28,115 posts, read 63,692,777 times
Reputation: 23268
Quote:
Originally Posted by expatCA View Post
Nope, not in CA
I was one... since a small child my Grandparents instilled the desire to own... they are farmers where the land is everything... only visited us in California once but I was able to spend some summers with them.

Anyway... I was a recent graduate with my engineering degree and worked in Europe on a project... came home and started seriously looking to buy a home... got very discouraged... even though I had been paying into Social Security since age 12... lenders wanted 3 years job experience and 2 years on the same job.

I searched the MLS for least expensive single family homes in the East Bay... Hayward, San Leandro, Castro Valley were not attainable without a mortgage... I had 25% down.

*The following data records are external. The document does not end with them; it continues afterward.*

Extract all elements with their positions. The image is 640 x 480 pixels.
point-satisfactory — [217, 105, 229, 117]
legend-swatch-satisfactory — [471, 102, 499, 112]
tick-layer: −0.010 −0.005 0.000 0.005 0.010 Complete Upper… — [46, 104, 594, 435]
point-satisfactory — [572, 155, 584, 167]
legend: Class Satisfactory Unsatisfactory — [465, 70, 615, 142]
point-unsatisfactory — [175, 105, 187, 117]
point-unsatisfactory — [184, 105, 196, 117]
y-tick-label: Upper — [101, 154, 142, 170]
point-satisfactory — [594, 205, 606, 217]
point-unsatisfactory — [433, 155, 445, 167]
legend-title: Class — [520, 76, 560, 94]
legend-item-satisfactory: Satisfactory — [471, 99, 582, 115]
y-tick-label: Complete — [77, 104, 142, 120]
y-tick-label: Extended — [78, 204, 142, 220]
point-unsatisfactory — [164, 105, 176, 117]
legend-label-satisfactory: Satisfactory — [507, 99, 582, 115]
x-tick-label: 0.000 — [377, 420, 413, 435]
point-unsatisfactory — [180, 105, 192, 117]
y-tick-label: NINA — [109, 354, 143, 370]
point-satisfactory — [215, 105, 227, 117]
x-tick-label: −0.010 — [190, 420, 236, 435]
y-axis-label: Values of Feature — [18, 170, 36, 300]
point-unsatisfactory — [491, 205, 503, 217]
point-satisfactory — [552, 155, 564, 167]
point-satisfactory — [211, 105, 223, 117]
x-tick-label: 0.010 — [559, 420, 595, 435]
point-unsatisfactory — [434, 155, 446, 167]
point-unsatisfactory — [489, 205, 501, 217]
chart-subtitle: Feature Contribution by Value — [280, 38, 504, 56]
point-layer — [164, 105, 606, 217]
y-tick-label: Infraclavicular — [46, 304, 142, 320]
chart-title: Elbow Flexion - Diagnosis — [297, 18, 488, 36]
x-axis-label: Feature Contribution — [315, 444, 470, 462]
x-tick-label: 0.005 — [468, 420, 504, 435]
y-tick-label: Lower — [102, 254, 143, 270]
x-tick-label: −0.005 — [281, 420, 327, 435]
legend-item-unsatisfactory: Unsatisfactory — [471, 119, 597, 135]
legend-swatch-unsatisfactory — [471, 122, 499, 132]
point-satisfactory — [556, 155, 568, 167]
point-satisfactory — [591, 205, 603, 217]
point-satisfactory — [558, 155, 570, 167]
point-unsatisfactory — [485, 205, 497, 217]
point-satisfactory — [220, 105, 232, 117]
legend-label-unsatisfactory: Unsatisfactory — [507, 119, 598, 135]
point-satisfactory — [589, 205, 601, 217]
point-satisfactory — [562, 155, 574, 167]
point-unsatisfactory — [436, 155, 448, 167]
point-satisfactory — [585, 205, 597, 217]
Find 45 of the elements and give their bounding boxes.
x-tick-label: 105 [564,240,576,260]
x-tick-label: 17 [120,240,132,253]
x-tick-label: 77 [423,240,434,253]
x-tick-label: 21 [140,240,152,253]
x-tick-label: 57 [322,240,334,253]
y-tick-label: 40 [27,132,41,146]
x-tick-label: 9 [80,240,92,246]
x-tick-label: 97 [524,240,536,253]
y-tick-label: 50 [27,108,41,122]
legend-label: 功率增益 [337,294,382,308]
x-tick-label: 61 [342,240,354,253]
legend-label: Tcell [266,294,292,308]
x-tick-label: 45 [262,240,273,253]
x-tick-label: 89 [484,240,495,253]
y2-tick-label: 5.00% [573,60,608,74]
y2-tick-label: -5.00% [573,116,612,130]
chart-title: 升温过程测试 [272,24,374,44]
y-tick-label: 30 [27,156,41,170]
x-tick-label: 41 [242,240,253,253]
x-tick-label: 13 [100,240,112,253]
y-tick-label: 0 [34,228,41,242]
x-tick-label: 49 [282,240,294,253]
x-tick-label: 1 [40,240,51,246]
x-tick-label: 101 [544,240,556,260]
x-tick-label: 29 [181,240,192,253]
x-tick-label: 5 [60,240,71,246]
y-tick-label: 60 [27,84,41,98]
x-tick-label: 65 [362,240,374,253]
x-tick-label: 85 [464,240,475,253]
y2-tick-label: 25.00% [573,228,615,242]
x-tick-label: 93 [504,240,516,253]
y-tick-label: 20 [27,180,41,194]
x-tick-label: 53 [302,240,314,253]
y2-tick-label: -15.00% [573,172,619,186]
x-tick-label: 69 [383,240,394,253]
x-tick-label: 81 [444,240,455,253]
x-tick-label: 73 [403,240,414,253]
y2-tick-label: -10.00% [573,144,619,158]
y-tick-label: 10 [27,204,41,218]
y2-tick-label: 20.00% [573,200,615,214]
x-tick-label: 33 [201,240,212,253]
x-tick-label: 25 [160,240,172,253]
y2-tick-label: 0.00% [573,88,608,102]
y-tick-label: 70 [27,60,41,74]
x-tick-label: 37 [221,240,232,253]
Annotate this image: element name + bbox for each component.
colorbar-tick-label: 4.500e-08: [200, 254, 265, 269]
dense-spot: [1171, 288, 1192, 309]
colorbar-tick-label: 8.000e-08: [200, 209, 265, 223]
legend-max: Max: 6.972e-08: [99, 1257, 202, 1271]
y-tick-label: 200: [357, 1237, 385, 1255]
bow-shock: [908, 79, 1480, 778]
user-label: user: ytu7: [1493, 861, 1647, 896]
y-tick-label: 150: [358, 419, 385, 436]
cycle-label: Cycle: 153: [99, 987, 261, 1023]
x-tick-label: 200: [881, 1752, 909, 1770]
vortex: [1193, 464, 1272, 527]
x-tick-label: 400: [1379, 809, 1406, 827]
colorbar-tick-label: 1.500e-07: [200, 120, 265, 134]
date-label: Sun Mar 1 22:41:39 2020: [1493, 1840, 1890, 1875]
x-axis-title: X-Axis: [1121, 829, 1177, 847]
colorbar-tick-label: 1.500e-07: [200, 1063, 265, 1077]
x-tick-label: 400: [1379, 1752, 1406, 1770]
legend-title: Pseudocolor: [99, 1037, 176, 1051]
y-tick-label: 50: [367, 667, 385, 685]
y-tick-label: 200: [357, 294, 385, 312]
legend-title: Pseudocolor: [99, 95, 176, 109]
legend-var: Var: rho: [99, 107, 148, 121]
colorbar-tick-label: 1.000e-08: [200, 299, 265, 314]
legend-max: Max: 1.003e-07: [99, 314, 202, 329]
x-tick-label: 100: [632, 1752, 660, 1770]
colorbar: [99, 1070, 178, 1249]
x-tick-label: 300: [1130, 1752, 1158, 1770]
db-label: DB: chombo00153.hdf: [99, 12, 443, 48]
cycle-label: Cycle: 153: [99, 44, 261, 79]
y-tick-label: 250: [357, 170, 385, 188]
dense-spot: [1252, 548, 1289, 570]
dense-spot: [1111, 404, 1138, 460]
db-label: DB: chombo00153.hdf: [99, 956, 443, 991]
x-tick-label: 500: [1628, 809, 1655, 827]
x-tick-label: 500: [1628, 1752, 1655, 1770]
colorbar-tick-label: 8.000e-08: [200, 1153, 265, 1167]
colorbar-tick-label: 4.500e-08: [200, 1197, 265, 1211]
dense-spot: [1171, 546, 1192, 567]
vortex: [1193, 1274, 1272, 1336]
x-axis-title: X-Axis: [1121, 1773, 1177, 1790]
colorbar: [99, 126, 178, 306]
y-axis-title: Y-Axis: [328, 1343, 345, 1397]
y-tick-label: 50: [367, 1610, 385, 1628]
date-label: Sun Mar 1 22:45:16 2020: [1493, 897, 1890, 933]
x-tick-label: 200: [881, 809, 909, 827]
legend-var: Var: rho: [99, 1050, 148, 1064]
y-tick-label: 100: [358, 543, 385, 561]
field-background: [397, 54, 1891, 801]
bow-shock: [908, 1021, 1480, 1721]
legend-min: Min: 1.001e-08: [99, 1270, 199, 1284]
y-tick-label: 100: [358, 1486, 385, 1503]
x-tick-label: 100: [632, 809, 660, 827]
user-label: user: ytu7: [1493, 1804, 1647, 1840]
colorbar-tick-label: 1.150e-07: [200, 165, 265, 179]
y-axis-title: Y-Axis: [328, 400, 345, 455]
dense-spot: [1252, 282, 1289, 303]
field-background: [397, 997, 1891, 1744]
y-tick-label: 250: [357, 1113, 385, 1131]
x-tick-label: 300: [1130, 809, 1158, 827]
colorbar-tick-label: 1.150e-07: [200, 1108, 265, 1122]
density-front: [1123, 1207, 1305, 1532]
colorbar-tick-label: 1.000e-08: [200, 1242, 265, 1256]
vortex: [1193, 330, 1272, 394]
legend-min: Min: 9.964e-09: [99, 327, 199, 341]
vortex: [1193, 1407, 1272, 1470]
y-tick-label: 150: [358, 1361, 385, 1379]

So I started looking in Oakland and I bought the very least expensive single family home listed and paid cash for it... moved in that the first week had already filled a large dumpster... the home was scheduled to be condemned and I had to work fast... fixed windows, painted, cleaned up the yard and that was enough... first big project was a new roof...

Thing is several from my Oakland High School friends were doing the same... so we would trade labor.

My Step Grandfather thought I had just flushed my life savings but did not have the heart to tell me... I was so excited at age 22 to own my own single family home free and clear... still own the home today.

I've posted pictures of it before.... little 600 square feet home on a 25x100 lot built around 1920.